Raw Read Counts Accession

Hello,

We want to compare our WGS data with DepMap, therefore we would like to access the raw read counts to analyze the counts with our own pipeline.
We downloaded the latest (20Q2) and several older (20Q1; 18Q1) Achilles raw read counts. In these raw counts files we are looking for HMEL (ACH-000642), 22Rv1 (ACH-000956), LNCAPCLONEFGC (ACH-000977), DU145 (ACH-000979). We checked sample_info of 20Q2, and achilles_n_replicates are not filled for HMEL, 22Rv1, DU145. For LNCAPCLONEFGC the sample_info presents 2 replicates, whereas we could not find raw read counts. These specific cell lines are also not presented in achilles_replicate_map.

In addition 20Q2 raw read counts only provide batch4 pDNA read counts, and the other batches are not available. But we need to compare the cell lines with specific batches as we checked from achilles_replicate_map file from DepMap.

Best Regards,
A. Cenk Aksu
aaksu16@ku.edu.tr

Hi, Are you sure you want Achilles readcounts? These represent the result of CRISPR screens and have no connection to WGS. If a cell line has no Achilles replicates, it has not been screened in Achilles.

LNCAPCLONEFGC is scheduled for future release. 20Q2 readcounts contains all pDNA batches.

Hi,
Thank you for showing my mistake. I want the Achilles read counts, for some comparisons with CRISPR screens we implemented in our lab. So I’m sure that I need the raw counts of achilles.

Is there a file, which presents which cell lines added to the latest release?

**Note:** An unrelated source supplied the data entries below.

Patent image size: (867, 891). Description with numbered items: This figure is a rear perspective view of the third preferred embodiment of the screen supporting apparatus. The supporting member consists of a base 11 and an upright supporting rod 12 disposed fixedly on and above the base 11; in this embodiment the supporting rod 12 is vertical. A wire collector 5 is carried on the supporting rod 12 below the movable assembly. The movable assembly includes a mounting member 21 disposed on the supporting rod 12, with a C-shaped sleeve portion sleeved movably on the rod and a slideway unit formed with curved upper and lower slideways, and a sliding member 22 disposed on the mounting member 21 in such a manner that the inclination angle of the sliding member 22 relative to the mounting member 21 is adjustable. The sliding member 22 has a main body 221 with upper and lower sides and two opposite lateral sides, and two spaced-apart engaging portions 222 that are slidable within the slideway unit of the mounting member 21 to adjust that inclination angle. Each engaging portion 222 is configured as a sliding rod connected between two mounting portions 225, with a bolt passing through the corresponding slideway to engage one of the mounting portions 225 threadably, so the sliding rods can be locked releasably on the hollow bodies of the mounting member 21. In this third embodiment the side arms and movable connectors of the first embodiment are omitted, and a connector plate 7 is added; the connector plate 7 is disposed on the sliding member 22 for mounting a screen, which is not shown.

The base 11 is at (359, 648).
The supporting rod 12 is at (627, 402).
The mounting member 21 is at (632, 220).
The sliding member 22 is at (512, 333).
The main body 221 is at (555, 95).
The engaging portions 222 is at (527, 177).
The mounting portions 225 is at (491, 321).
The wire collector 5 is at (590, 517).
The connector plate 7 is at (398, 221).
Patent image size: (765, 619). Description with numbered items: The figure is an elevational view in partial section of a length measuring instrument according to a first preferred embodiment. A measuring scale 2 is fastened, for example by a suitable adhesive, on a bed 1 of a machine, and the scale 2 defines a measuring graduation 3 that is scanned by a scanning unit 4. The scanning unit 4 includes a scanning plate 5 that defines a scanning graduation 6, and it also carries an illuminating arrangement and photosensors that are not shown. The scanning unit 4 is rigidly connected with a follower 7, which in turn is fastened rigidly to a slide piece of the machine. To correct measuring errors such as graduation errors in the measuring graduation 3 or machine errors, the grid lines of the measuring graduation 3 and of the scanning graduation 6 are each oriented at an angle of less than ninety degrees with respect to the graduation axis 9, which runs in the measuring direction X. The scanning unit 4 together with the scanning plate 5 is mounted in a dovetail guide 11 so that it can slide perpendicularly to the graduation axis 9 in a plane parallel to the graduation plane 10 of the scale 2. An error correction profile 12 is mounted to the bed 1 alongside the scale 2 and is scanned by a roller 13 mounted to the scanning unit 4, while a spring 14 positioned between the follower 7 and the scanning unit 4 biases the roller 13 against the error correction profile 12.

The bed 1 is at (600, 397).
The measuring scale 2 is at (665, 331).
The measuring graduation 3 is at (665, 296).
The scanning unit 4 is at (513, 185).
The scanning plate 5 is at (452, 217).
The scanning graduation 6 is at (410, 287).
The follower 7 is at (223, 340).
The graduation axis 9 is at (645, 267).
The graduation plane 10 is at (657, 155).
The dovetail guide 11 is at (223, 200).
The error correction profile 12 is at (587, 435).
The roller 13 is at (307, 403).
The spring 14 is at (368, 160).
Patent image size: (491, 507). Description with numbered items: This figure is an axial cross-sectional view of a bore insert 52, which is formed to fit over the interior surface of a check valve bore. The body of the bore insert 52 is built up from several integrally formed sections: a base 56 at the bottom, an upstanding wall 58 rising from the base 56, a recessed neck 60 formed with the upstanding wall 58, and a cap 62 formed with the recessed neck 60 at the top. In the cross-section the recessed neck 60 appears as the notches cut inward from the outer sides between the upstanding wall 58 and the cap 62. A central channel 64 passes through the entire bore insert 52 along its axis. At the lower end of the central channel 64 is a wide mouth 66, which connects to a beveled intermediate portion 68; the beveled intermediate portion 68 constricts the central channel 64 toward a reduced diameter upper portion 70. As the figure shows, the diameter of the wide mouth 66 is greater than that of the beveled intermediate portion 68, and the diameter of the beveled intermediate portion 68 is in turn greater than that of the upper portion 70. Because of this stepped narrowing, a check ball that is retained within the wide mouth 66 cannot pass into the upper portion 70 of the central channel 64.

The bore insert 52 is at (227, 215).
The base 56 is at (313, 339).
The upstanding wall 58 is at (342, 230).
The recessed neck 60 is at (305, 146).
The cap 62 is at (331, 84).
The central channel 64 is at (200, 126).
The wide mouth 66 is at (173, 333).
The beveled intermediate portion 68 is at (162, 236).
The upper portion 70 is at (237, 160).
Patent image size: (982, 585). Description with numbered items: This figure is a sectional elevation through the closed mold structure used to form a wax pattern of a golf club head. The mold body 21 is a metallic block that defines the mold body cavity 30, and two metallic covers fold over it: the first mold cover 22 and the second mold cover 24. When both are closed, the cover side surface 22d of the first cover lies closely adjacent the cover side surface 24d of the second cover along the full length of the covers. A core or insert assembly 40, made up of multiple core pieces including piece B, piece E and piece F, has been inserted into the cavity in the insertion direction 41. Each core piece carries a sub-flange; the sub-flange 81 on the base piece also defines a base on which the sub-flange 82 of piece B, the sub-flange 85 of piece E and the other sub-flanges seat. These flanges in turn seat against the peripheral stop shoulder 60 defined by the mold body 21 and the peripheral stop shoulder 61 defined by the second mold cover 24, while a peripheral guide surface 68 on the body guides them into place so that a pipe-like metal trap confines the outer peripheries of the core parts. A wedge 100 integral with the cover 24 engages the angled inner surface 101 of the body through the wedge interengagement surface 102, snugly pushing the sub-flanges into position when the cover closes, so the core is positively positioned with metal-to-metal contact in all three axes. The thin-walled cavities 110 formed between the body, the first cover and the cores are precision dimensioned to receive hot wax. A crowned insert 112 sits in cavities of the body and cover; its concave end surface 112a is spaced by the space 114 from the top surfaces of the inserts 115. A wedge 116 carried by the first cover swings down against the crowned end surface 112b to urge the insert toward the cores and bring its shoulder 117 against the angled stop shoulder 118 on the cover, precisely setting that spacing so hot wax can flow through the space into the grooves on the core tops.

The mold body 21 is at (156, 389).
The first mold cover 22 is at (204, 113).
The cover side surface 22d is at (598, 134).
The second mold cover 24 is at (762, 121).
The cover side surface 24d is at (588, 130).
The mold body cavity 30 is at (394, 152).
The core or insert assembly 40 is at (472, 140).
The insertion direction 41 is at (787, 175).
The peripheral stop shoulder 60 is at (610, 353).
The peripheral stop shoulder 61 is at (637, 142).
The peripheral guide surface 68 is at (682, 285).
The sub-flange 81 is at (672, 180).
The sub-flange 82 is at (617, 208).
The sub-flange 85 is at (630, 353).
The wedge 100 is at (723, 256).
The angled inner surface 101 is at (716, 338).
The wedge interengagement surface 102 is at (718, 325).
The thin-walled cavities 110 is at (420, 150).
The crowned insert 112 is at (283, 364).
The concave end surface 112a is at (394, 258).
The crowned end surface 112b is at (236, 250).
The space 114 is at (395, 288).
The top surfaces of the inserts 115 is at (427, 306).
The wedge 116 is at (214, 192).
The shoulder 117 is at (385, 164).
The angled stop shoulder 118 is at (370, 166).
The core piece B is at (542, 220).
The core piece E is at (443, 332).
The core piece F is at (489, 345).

I’ve checked again the 20Q2 data and unfortunately I just see three different concentrations (10 ng, 50 ng, 100 ng) from batch 4 (screenshot added). To be sure I’ve downloaded the data again, and file still contain the same pDNAs. Could it be possible to reach to other pDNA batches, especially pDNA batch 3, which is the batch number of our cells lines which we want to compare.

Screen Shot 2020-07-25 at 20.24.571552×989 232 KB

Thanks.

I think the problem is that you are only looking at columns that start with “pDNA”. All columns in the readcounts file should be identified using the file Achilles_replicate_map, never the column name. Columns are pDNA if their DepMap_ID in the Achilles_replicate_map is null. The readcounts include pDNA measurements from batches 2, 3, and 4.

Hello Joshua,

I’ve checked the Achilles_replicate_map and find the pDNA of all batches, which also found in Raw read counts.

Thanks for all the help.

I apologize if this information is elsewhere, but I have a few quick related questions:

1. Do the replicate IDs with DepMap_ID == NULL in the “Achilles_replicate_map.csv” correspond to the initial read counts? If so, which should we use per batch and are the initial reads the same for replicates with the same value for pDNA_batch?
2. Are the values in “Achilles_raw_readcounts.csv” the initial read counts or the final read counts? I believe they are the are the latter, but I just want to confirm.

Thank you

1. replicate IDs with null DepMap IDs are all pDNA measurements, which are what we use instead of initial read counts. You should use all the pDNA measurements that share a batch with the replicate of interest.

2. They are the pDNA and replicate final readcounts.

Thank you for your quick response.

I’m still a bit confused about which pDNA to use because there are multiple for each batch. Below are the entries without a DepMap ID.

To me, it looks like there are 4 replicates that correspond to the primary DNA for batch 2. Am I interpreting this correctly? If so, how do I use all four (they are all included in the “Achilles_raw_readcounts.csv” file)? Say for instance, I wanted to calculate the log-fold change for a sgRNA in some replicate that uses pDNA batch 2.

Thank you

We take the median of reads per million, but of course that’s not the only way you could imagine combining or using them. I’d recommend reading https://www.biorxiv.org/content/10.1101/720243v1.full for more details on the Achilles processing pipeline.

That makes much more sense, thank you for your help.